WITH many towns switching on their Christmas lights and a myriad of festive adverts now appearing on the television, I’m sure we will all be tired before Christmas itself arrives (except for kids, for whom it cannot come fast enough!).

Although Christmas week is the time when I sow my exhibition onions and leeks, I prefer the Robinson strain of marathon improved onions and leeks, which when fully grown make very large specimens for the show bench but are also good for eating.

Sowing seeds is something I seem to do throughout the year and earlier this week I sowed some lupins, verbascums, foxgloves and sweet peas which have been sown in pots and celled trays and placed in my cold frame to germinate over the winter. By sowing them now, these will provide slightly earlier blooms for next summer.

I also have a heated windowsill propagator in which I've sown a few pots of herbs, such as basil, chives, dill and parsley. These will be grown in the kitchen windowsill and used as they grow. I have also sown some spring onions, winter-hardy lettuce and pak choi, which I will be planting under cloches in my kitchen garden in the new year.

Despite the recent frosty weather, it is good to see my first-batch sowings of garden peas and broad beans are germinating well – it shows that we still have some warmth in the ground.

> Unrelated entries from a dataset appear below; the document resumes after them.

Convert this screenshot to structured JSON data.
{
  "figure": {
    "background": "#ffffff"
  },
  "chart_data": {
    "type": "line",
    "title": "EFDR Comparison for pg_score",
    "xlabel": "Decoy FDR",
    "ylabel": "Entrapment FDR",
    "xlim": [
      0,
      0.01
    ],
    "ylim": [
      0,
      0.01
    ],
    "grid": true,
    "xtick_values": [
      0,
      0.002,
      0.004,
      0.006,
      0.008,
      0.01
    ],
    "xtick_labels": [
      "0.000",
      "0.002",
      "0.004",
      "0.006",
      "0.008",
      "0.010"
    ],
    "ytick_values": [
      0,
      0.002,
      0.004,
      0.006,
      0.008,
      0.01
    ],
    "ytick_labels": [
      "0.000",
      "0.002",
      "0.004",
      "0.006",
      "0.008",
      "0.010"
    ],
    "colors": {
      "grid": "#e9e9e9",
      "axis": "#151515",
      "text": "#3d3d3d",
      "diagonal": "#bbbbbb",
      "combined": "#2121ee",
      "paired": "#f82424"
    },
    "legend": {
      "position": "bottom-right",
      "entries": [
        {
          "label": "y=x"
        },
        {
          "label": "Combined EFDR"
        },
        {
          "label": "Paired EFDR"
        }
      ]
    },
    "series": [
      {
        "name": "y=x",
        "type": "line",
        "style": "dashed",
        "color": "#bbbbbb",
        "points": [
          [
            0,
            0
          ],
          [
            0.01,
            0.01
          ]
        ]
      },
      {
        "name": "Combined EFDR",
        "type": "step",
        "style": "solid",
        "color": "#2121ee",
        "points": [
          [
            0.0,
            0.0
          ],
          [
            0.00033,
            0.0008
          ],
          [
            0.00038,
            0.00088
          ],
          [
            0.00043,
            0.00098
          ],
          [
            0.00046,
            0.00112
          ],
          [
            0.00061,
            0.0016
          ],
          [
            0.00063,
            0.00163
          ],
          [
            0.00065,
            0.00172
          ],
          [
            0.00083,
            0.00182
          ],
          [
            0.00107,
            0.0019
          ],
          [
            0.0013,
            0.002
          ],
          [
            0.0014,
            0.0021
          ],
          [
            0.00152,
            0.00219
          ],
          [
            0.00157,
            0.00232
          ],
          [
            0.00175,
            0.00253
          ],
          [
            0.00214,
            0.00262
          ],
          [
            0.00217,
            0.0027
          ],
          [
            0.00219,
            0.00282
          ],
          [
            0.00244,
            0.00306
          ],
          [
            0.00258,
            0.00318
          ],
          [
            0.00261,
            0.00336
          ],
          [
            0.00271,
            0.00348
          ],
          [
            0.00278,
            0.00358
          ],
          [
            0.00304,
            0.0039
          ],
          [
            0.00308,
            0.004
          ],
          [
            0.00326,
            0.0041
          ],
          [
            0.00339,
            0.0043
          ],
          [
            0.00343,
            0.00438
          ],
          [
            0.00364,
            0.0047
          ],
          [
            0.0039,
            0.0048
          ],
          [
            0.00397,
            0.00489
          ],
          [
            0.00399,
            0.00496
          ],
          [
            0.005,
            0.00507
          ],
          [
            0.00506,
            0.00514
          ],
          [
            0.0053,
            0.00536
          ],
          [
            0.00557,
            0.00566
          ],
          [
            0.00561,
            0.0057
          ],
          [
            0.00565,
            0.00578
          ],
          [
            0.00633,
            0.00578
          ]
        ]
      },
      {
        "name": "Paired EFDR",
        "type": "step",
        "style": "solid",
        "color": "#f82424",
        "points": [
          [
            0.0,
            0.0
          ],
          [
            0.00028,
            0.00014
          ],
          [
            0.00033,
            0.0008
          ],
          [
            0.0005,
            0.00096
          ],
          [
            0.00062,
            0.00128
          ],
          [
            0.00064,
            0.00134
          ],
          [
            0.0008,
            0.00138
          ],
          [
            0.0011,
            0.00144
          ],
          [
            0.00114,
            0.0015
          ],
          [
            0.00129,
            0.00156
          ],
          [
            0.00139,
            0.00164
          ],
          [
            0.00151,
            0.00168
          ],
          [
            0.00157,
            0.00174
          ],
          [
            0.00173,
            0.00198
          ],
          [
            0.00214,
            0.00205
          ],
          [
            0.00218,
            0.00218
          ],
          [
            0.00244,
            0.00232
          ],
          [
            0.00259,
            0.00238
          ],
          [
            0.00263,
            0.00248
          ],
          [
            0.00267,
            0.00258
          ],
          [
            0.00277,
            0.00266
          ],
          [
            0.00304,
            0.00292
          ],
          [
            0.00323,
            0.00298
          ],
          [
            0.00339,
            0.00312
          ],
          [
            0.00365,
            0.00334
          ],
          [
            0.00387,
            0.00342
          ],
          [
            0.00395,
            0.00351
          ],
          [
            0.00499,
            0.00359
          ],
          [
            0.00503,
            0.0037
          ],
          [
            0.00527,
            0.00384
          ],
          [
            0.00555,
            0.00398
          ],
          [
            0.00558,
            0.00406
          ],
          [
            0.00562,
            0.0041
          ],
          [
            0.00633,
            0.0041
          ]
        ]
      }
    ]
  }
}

I’m thinking of covering the germinating peas with garden fleece to give some added winter protection, though mainly to stop pests eating the young shoots. Talking of young shoots, it’s also good to see that my autumn planted garlic, shallots and onions bursting into growth. They have kept me busy with pulling out germinating weeds growing between the emerging shoots.

The frosts have in effect killed my sweetcorn plants, so I have harvested the cobs that were left and popped them in the freezer. I have now prepared the ground and intend to plant my spring cabbages, which are currently growing in small pots.

The kitchen garden has done well this year and the crops I planted in the late spring and early summer are going to provide the Christmas meal. The brassicas and root vegetables are looking great and the frosty weather will help to sweeten then up a bit. As the weather cools it helps to preserve the crops from bolting and being harvested in one batch as for summer crops. I often find that cauliflower is the one crop which seems to go to seed so easily, even over winter, so it often ends up in the freezer.

The problem with having a kitchen garden full of crops over the winter is the threat from pests that may be scavenging for food at a barren time of the year, mainly from birds or rabbits. I find that covering the crops with netting and pinning it down to the ground helps to protect them.

Talking of Christmas, as you can see from my photograph this week my Cotoneaster ‘Cornubia’ is looking very Christmassy with all its red berries. This particular one is one of the largest cotoneasters, making a large shrub or – with a bit of selective pruning – a small tree.

I grow this form because I was wanting a plant with a bit of height that give seasonal interest. In the spring it produces masses of white flowers which are densely clustered. These then produces large berries which are among the largest in the genus. The pea-sized berries turn shades of vivid red in the late autumn and well into late winter if the birds leave them alone. This cotoneaster has also been given the prestigious RHS Award of Garden Merit (AGM) which means it has something special about it. Although, it seems to germinate fairly easy from seed, I prefer to take semi-hardwood cutting which I find are easy to root and do more quickly establish, though remember it’s a tall growing and bushy plant that needs a bit of room in the garden.